Please consider China's Inflation Exceeds Target, Adding Rates Pressure

China’s inflation exceeded the government’s 2011 target for a fourth month as prices excluding food rose the most in at least six years, escalating pressure on the central bank to keep raising interest rates.

Consumer prices rose 4.9 percent last month from a year earlier after a 4.6 percent gain in December, the statistics bureau said in a statement on its website today. Producer-price inflation quickened to 6.6 percent from 5.9 percent.

The acceleration reflects higher rents, a 53 percent surge in money supply the past two years and increasing domestic demand in the world’s second-largest economy.

Food prices climbed 10.3 percent last month from a year earlier, according to today’s report, after gaining 9.6 percent in December. Vegetable prices jumped 2 percent, fruit prices surged 35 percent and grain rose 15 percent, according to the statement. Non-food prices rose 2.6 percent from a year earlier.

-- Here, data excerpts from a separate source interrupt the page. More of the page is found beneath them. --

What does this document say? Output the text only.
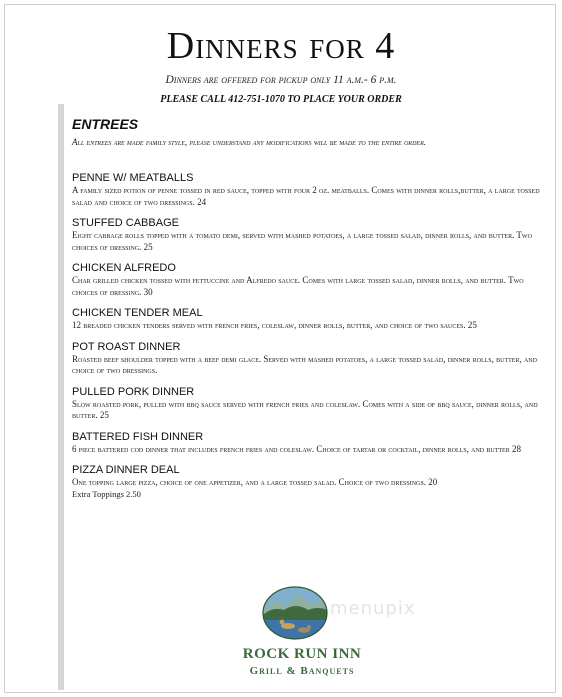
Dinners for 4
Dinners are offered for pickup only 11 a.m.- 6 p.m.
PLEASE CALL 412-751-1070 TO PLACE YOUR ORDER
ENTREES
All entrees are made family style, please understand any modifications will be made to the entire order.
PENNE W/ MEATBALLS
A family sized potion of penne tossed in red sauce, topped with four 2 oz. meatballs. Comes with dinner rolls,butter, a large tossed salad and choice of two dressings. 24
STUFFED CABBAGE
Eight cabbage rolls topped with a tomato demi, served with mashed potatoes, a large tossed salad, dinner rolls, and butter. Two choices of dressing. 25
CHICKEN ALFREDO
Char grilled chicken tossed with fettuccine and Alfredo sauce. Comes with large tossed salad, dinner rolls, and butter. Two choices of dressing. 30
CHICKEN TENDER MEAL
12 breaded chicken tenders served with french fries, coleslaw, dinner rolls, butter, and choice of two sauces. 25
POT ROAST DINNER
Roasted beef shoulder topped with a beef demi glace. Served with mashed potatoes, a large tossed salad, dinner rolls, butter, and choice of two dressings.
PULLED PORK DINNER
Slow roasted pork, pulled with bbq sauce served with french fries and coleslaw. Comes with a side of bbq sauce, dinner rolls, and butter. 25
BATTERED FISH DINNER
6 piece battered cod dinner that includes french fries and coleslaw. Choice of tartar or cocktail, dinner rolls, and butter 28
PIZZA DINNER DEAL
One topping large pizza, choice of one appetizer, and a large tossed salad. Choice of two dressings. 20
Extra Toppings 2.50
ROCK RUN INN
Grill & Banquets
menupix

Under the revised weightings, the food component declined by 2.21 percentage points and clothing, medical costs and telecommunications were also reduced, the National Bureau of Statistics said today, without giving the new weightings. Residence-related charges, which include rent and utility costs, were increased by 4.22 percentage points, the bureau said.

The NBS also revised the calculation of the components of the producer-price index, adding about 2000 products to the basket and adjusting the weightings. The change reduced January’s yearly producer-price inflation by 0.05 percentage points, the bureau said, without disclosing a breakdown of the basket.
If you don't like the number, change the weighting in the basket. To make it easier, China should do what Bernanke does - declare food and energy to be "volatile" - then toss them out of the "core" report altogether.

As I have said many times, those looking for huge inflation can easily find it, not in the US but in China and India.